= Dalyell baronets =

Baronetcy in the Baronetage of Nova Scotia

Arms of Dalyell of the Binns, matriculated with the Court of the Lord Lyon in 1685: Sable a naked man his arms extended au naturel, on a canton argent a sword and pistol disposed in saltire proper.

Arms of Dalyell of the Binns, matriculated in 1772: Quarterly: 1 and 4, Or, a bend chequy sable and argent between three buckles azure, 2 & 3, Sable a naked man his arms extended au naturel, on a canton argent a sword and pistol disposed in saltire proper.

The Dalyell Baronetcy in the Baronetage of Nova Scotia was created 7 November 1685 for a Scottish General, Thomas Dalyell of the Binns. The succession of the title is unusual in that, in default of heirs male, it can pass by special remainder to tailzie succeeding him in the estate of The Binns.

The current baronet is Sir Gordon Wheatley Dalyell of the Binns, 12th Baronet. He inherited the title from his father, former politician Tam Dalyell, in 2017.

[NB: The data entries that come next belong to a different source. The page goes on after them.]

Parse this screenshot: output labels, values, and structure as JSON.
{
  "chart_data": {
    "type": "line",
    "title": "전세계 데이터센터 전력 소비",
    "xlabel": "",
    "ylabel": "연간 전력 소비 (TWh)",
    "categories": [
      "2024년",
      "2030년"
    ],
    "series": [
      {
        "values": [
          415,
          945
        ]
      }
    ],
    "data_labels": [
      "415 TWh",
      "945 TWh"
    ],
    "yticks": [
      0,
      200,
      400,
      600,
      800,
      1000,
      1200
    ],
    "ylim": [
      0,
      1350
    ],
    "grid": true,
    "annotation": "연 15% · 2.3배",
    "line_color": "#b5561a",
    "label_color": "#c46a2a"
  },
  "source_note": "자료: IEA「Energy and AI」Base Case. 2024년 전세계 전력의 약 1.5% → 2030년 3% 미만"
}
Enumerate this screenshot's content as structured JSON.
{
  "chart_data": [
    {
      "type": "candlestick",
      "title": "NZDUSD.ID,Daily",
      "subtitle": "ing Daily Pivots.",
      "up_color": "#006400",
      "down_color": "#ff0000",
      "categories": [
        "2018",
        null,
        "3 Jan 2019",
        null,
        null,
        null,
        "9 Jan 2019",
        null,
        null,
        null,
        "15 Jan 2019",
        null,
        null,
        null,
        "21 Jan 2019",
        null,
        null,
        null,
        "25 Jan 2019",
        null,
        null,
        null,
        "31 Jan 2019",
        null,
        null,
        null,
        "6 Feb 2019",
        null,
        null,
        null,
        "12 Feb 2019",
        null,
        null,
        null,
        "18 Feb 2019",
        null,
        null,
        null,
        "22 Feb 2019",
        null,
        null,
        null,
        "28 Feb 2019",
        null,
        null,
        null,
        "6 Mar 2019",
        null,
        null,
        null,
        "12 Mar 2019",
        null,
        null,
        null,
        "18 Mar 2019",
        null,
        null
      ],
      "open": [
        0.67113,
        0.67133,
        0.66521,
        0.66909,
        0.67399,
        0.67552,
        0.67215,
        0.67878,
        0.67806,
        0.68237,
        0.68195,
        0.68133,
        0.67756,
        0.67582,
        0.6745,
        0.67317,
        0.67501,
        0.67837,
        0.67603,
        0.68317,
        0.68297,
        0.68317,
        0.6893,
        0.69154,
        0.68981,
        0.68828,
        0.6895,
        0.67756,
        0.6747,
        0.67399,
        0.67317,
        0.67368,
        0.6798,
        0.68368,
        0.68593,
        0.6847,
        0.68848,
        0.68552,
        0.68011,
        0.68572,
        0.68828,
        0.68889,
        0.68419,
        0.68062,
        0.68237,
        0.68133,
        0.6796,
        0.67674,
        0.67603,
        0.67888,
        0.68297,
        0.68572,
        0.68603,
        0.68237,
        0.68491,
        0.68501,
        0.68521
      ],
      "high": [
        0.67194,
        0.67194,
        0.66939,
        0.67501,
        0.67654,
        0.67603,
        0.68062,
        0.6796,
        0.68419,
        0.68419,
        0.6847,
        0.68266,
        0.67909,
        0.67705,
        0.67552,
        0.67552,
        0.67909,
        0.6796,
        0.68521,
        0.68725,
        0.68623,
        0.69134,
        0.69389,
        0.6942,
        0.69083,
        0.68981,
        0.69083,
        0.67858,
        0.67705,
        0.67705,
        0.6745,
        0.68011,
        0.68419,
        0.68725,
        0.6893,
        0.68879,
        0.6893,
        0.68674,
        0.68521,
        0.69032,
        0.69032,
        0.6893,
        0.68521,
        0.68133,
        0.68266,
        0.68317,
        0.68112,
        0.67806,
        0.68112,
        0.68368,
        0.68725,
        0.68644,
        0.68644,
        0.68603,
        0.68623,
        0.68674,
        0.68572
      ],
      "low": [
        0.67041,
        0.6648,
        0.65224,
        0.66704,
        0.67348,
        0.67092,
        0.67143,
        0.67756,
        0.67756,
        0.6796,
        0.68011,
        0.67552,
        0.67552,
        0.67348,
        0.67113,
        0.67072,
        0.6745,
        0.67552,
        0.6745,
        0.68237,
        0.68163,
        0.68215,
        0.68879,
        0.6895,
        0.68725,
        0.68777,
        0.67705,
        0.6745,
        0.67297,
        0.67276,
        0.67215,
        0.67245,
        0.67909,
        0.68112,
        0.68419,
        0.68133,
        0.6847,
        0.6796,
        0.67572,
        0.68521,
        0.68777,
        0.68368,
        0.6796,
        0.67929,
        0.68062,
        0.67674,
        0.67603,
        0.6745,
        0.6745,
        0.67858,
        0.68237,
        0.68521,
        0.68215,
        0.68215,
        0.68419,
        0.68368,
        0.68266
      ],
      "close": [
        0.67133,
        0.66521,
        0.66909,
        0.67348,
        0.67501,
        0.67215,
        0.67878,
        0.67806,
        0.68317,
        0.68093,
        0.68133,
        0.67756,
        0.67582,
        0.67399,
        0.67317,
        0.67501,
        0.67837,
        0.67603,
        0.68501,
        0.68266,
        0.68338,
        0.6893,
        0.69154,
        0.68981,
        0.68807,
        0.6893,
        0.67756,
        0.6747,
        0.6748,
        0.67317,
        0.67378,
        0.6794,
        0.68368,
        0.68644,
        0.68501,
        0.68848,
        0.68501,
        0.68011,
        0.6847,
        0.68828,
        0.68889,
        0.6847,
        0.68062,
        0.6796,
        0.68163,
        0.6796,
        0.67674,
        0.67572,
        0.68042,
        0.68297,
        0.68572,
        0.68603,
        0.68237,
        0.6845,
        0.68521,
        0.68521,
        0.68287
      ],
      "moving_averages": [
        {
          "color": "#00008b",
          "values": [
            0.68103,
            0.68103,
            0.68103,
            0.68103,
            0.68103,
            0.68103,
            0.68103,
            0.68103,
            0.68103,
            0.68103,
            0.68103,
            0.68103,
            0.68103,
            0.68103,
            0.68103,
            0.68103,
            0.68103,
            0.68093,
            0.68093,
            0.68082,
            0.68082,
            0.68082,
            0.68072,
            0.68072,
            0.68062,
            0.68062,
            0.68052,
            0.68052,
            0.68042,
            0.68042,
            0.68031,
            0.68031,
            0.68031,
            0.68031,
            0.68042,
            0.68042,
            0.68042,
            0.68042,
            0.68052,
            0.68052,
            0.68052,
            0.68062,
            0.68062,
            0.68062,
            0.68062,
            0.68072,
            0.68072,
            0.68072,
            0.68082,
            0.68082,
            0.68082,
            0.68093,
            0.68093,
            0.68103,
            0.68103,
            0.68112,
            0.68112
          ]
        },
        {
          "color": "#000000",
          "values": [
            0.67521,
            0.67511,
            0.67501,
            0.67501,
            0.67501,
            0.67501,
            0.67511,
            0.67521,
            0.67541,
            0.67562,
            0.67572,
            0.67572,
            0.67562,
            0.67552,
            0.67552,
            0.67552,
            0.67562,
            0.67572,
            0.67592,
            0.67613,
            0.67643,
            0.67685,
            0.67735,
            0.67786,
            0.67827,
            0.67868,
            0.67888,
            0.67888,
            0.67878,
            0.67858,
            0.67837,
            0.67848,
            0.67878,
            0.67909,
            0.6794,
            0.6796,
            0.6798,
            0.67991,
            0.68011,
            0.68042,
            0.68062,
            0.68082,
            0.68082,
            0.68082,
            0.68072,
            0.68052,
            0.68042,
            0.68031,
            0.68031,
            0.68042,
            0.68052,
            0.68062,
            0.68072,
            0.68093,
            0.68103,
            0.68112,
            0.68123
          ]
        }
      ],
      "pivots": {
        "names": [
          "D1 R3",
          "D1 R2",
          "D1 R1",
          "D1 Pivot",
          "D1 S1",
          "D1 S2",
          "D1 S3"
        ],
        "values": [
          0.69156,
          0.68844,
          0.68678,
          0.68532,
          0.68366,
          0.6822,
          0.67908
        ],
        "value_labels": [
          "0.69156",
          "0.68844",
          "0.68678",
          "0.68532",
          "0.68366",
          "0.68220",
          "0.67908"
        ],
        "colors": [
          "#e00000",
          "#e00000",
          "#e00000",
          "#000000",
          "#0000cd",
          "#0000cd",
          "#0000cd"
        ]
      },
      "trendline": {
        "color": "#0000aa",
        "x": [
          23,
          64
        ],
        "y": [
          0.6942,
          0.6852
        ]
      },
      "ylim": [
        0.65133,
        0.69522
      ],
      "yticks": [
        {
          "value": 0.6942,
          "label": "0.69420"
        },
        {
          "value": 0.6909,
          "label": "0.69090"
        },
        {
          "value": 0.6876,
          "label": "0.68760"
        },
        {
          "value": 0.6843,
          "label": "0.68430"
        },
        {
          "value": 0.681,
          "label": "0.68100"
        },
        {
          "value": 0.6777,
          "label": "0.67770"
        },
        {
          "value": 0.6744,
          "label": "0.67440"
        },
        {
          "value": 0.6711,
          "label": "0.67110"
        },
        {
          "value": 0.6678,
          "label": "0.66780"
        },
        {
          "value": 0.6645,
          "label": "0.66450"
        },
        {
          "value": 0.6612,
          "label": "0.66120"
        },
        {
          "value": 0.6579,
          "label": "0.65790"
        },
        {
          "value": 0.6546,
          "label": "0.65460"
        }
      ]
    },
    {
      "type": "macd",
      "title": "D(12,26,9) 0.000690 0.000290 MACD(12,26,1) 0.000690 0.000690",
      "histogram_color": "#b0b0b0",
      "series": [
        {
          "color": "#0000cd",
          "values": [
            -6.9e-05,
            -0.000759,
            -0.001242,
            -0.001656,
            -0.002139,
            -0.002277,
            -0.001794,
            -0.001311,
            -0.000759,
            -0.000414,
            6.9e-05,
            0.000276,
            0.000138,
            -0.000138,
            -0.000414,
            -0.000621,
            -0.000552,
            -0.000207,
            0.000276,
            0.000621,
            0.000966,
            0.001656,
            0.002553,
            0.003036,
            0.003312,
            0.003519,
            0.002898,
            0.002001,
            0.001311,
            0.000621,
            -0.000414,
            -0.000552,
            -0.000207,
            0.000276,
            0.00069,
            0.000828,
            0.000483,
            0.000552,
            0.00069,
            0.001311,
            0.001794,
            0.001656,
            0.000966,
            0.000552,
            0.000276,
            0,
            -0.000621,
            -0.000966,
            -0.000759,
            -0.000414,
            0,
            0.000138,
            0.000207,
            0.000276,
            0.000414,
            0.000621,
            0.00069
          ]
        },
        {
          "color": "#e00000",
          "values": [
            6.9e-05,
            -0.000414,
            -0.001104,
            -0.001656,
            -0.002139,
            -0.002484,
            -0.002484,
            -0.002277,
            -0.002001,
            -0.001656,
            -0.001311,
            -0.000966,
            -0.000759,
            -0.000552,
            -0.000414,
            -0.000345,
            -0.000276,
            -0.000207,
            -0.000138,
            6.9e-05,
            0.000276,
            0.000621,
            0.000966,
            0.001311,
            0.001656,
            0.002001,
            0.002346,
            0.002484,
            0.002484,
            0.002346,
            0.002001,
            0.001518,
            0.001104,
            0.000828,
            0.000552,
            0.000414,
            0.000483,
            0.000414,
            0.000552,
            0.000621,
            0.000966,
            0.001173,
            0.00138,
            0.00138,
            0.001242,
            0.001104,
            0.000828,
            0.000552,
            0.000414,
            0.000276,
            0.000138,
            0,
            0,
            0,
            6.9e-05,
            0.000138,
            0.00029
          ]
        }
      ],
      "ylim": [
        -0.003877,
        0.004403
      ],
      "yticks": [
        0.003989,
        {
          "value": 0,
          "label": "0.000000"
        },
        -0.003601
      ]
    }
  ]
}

==Dalyell of the Binns, Linlithgow (1685)==
- Sir Thomas Dalyell of the Binns, 1st Baronet (died c. 1700)
- Sir Thomas Dalyell of the Binns, 2nd Baronet (died 1719), dormant
- Sir James Dalyell of the Binns, 3rd Baronet (c. 1690–1747), claimed between 1723 and 1728
- Sir Robert Dalyell of the Binns, 4th Baronet (died 1791)
- Sir James Dalyell of the Binns, 5th Baronet (1774–1841)
- Sir John Graham Dalyell of the Binns, 6th Baronet (c. 1775–1851)
- Sir William Cunningham Dalyell of the Binns, 7th Baronet (1787–1865)
- Sir Robert Alexander Osborne Dalyell of the Binns, 8th Baronet (1821–1886), dormant
  - His sister, Elizabeth Grace Cornwall-Dalyell, (died 1913) inherited the Binns, but not the baronetcy
- Sir James Bruce Wilkie-Dalyell of the Binns, 9th Baronet (1867–1935), cousin of the above, as son of Harriet Wilkie, née Dalyell, aunt; claimed 1914, dormant
- Dame Eleanor Isabel "Nora" Dalyell, de jure 10th Baronetess (1895–1972), daughter of preceding
- Sir Thomas "Tam" Dalyell of the Binns, 11th Baronet (1932–2017), claimed 1973, son of preceding
- Sir Gordon Wheatley Dalyell of the Binns, 12th Baronet (born 1965), son of preceding

The heir apparent is the present holder's son, Matthew Thomas Dalyell (born 2001).